Scientists should note that reduced sequencing depth was associated with increased variability in CpG methylation quantitation. This was especially applicable to CpG regions with intermediate methylation. Therefore, researchers should tactfully choose sequencing depth in order to achieve optimal results with SMRT-BS. Overall, reduced correlation was observed with amplicons greater than 1.0 kb compared to the correlation of amplicons less than 1.0 kb and because greater sequencing depth was linked to greater methylation reproducibility and shorter amplicon length, the researchers suggest overcoming the increased variability by increasing sequencing depth for regions with intermediate methylation levels. This adjustment is expected to achieve similar confidence intervals and margins of error for large amplicons.
Additionally, researchers should be selective with their bisulfite conversion kit of choice for SMRT-BS, as only the most optimal bisulfite PCR protocol was successfully utilized in this study and very few kits tested produced desirable bisulfite conversion rates or amplicon lengths. The use of a third-generation sequencing platform such as the PacBio RS II system allows for extraordinarily long reads and accurate sequencing of DNA, but the quality and appropriate length of the DNA fragments must be initially achieved for successful results.
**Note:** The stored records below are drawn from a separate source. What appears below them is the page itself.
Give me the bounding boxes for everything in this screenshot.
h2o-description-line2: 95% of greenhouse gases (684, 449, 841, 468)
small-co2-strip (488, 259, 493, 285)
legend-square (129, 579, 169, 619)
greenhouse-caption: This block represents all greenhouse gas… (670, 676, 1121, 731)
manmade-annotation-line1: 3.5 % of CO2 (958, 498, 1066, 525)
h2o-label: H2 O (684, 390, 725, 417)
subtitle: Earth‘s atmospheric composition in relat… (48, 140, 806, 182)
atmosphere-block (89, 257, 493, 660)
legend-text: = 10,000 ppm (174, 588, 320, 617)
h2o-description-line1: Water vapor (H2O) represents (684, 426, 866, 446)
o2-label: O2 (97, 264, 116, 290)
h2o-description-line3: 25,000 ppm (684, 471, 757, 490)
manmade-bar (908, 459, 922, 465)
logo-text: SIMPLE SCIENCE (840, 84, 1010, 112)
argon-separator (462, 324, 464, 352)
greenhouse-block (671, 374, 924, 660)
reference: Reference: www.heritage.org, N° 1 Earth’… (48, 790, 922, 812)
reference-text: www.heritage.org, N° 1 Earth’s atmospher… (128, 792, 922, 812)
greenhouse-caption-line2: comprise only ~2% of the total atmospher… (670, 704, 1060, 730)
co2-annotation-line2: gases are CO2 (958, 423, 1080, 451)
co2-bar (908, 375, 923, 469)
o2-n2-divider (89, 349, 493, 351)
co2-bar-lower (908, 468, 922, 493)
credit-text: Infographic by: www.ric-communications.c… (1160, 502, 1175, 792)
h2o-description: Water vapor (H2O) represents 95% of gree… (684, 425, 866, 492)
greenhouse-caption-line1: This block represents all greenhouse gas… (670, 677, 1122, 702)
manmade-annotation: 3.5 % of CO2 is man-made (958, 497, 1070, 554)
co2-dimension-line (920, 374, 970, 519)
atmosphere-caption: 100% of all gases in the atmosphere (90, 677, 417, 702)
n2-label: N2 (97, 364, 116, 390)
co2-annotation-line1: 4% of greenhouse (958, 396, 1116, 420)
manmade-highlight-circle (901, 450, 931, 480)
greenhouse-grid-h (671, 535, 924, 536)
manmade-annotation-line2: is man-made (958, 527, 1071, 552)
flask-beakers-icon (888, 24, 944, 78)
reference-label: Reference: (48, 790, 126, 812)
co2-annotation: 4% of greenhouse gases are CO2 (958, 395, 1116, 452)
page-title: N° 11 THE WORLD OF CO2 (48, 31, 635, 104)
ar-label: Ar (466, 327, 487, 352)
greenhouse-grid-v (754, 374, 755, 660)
Future Directions with SMRT-BS
With the exciting development of SMRT-BS and long-read multiplexed amplicon sequencing, researchers can interrogate the genome at an extraordinary depth and perform a closer examination of a specific region of interest at a lower cost. Combining a high quality bisulfite conversion kit with the exceptional sequencing power of the SMRT-based sequencing platform, such as the PacBio RS II system, will enable SMRT-BS to raise epigenetic research to new heights as a highly accurate, cost-effective, multiplexed bisulfite sequencing method for targeted CpG methylation analysis.
Yang, Y., Sebra, R., Pullman, B.S., Qiao, W., Peter, I., Desnick, R.J., Geyer, C.R., DeCoteau, J.F., and Scott, S.A. (2015). Quantitative and multiplexed DNA methylation analysis using long-read single-molecule real-time bisulfite sequencing (SMRT-BS). BMC Genomics, 16:350.